The Kaohsiung District Court yesterday convicted two retired Taiwan Garrison Command officers and a former Coast Guard Administration officer of breaching the National Security Act (國家安全法) by spying for China, sentencing them to prison terms of less than four years.
The court said an investigation had found that 60-year-old Tsui Yi-sheng (崔沂生), who was an intelligence officer with the Taiwan Garrison Command, had initiated contact with Chinese state security officials in 2004.
Tsui was found to later have introduced two friends — 58-year-old Yeh Jui-chang (葉瑞璋), who retired from the Coast Guard Administration with a rank equal to colonel, and 59-year-old Lee Ching-hsien (李慶賢), who served in the Taiwan Garrison Command’s Security Service section until he retired as a lieutenant colonel — to Chinese security officials.
The three men were found to have passed classified documents and photographs on troop and weapon deployments by military and coast guard units, as well as top-secret intelligence reports, to Chinese officials from 2007 to 2012, for which they received financial compensation.
“Investigations found that the three defendants betrayed the nation with their espionage activities, despite the fact that our nation had looked after them for many years during their training and active service,” the court said in a statement.
Lee was sentenced to three years and six months in prison, Tsui to two years and six months, and Yeh to 12 months.
As it was the first district court ruling, the verdicts can still appealed.
Prosecutors said that Yeh receives a monthly pension of more than NT$70,000 and Lee’s monthly pension is more than NT$50,000, while Tsui does not receive a pension, as he only served seven years on active duty.
Investigators found that Tsui traveled to China for business in 2004, where he became acquainted with a senior Chinese state security official surnamed Zhang (張), who held posts in Shandong Province.
Zhang allegedly asked Tsui to introduce fellow officers and friends who had served in Taiwan’s military, state security or high-level government posts, with the aim of recruiting them to work for China by collecting classified materials.
Investigators found that Tsui had arranged trips in 2007 to China for Lee, and arranged for him to meet Zhang, while Yeh, who had access to top-level classified material at the Coast Guard Administration, was recruited later on.

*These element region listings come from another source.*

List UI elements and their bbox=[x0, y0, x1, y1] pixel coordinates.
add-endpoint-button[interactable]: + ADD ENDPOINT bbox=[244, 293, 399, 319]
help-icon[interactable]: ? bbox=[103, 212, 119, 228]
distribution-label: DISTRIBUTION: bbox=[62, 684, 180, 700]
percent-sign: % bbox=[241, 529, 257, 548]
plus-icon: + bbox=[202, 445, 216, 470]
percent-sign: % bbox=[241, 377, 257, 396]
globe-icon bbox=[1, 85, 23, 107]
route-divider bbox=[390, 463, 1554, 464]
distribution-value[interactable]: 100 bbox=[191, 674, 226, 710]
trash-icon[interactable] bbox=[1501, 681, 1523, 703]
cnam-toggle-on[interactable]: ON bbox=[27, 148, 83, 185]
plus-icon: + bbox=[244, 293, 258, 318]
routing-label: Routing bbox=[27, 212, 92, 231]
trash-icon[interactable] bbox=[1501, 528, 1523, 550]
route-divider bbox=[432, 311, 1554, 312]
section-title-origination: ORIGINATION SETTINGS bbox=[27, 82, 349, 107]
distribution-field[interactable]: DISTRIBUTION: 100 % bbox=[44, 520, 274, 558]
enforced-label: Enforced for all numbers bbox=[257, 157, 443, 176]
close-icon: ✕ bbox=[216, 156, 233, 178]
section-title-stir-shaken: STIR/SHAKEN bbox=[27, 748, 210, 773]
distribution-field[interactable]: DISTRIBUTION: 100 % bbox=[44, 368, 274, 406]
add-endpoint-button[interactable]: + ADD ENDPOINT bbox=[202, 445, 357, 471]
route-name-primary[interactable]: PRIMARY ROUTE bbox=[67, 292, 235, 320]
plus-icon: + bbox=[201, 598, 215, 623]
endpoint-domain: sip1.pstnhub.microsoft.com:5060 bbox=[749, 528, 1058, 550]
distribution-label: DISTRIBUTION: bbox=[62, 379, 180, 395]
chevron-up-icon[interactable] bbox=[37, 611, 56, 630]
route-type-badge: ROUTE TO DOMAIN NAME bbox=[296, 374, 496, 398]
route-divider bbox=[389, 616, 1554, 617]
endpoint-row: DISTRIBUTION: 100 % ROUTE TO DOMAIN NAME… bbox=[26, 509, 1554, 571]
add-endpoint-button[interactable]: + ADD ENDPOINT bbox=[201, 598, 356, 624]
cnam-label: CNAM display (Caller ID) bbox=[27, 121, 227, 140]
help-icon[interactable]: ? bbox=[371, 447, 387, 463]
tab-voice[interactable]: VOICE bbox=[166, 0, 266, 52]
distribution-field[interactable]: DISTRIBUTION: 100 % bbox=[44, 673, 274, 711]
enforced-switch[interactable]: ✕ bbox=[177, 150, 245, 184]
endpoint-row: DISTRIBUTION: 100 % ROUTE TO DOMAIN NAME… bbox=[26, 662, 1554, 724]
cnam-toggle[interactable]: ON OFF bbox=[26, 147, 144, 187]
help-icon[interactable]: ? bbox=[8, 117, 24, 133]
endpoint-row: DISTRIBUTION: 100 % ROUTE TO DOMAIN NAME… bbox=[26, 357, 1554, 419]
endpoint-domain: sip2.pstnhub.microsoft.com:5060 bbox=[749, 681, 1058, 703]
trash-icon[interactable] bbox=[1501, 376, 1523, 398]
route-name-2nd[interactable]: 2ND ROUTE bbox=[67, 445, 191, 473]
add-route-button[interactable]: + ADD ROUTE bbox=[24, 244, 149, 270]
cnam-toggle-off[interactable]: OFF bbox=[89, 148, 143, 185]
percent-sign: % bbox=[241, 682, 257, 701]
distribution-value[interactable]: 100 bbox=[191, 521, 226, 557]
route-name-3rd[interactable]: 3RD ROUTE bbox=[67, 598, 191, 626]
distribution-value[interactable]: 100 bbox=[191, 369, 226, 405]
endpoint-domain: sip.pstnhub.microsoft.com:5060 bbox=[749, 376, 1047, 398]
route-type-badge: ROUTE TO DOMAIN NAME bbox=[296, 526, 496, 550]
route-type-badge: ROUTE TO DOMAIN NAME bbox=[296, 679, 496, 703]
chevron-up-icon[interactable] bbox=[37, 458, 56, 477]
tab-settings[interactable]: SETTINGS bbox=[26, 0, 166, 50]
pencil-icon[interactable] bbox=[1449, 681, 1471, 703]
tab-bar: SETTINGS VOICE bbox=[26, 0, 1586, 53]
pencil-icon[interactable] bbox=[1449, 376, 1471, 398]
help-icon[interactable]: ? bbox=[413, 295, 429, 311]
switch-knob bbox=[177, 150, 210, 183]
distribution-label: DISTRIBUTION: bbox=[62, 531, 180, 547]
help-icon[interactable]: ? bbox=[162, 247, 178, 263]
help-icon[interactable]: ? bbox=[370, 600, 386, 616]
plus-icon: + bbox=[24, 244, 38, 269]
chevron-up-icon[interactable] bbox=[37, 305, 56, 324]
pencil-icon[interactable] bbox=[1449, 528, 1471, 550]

However, after reviewing dossiers and examining testimony by suspects and persons related to the case, investigators determined that Lee had actually been recruited by Chinese intelligence officials during a visit to China in 2005, when he was introduced to a Chinese official surnamed Wang (王), who was in charge of border security and intelligence in Yunnan Province.
Lee was treated to dinners, banquets and further trips to China after 2005, all reportedly paid for by Wang, after Lee agreed to collect classified military materials and help develop a spy network in Taiwan, investigators said.
Yeh passed on to China reports on weapons and troop deployments around Taiwan’s coastal areas and offshore islands, including details of construction plans by Coast Guard Administration units for islets in the South China Sea controlled by Taiwan, investigators said.